Improving the impact resistance and dynamic properties of jute fiber reinforced concrete for rebars design by considering tension zone of FRC

Abstract

The demand for the safety of structures against severe loading (e.g. impact) is increasing day by day. Structures safety is generally associated with the materials used for construction. To achieve economy without compromising the strength requirements, fibers are being used to enhance concrete’s mechanical properties and impact resistance. However, the effectiveness of natural fibers in concrete under impact loading needs to be investigated in details. In this study, the behavior of jute fiber reinforced concrete (JFRC) under impact and dynamic loadings is experimentally investigated. Small slab panels of plain concrete (PC) and JFRC, without and with steel reinforcements, are tested for flexural strength and impact resistance. A simplified drop-weight test is used to find the impact resistance in the laboratory. Reinforcement in slab is designed using tension zone of FRC and its value is compared with ACI design. Dynamic elastic modulus, resonance frequencies and damping ratios are found for different specimens as per ASTM standard C215. Basic mechanical properties are also determined.
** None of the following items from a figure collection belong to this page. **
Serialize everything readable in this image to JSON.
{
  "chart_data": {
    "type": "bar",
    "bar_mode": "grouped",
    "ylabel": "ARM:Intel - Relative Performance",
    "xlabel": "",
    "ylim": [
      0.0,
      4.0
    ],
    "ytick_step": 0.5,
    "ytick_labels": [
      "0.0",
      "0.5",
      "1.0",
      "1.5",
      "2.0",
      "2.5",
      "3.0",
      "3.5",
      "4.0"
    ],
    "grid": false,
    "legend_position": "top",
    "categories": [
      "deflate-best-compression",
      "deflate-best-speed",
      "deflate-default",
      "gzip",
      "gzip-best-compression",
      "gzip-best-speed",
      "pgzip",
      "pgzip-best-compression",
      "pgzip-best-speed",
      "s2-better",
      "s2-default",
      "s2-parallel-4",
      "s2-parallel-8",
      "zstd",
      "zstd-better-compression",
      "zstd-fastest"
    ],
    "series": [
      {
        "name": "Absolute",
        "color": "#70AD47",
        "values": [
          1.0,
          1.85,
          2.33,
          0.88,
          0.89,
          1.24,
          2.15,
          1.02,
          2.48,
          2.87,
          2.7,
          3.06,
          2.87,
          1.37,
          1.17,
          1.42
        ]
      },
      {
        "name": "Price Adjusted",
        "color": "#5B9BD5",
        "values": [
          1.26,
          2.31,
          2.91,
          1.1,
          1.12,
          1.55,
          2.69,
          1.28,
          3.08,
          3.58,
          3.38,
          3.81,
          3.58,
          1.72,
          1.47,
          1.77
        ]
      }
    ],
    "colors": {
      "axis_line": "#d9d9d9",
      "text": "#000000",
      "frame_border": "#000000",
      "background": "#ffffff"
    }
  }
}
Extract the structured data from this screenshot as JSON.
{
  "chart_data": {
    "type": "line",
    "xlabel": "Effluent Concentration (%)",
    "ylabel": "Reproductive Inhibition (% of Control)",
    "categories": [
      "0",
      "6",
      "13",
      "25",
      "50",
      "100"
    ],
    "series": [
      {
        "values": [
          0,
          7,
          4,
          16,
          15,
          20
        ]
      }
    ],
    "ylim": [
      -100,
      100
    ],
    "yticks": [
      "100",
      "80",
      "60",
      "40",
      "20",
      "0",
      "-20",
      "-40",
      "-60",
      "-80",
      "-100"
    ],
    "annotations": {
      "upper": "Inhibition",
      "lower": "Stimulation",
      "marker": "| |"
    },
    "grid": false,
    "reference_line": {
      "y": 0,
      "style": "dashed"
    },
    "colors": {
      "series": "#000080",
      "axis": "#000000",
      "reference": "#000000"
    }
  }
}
Fracture surface is examined at micro level through scanning electron microscope (SEM) under impact and flexure loads. Significant improvement in impact resistance of concrete is seen by incorporation of jute fibers. Impact resistance of JFRC is enhanced up to 6 times as compared to PC. Dynamic elastic modulus and damping ratio are also enhanced by 68% and 100%, respectively. Flexure and split-tension strengths are increased by 20% and 8%, respectively. It is concluded that about 28% steel reinforcement in slabs can be reduced by the use of short jute fibers in concrete.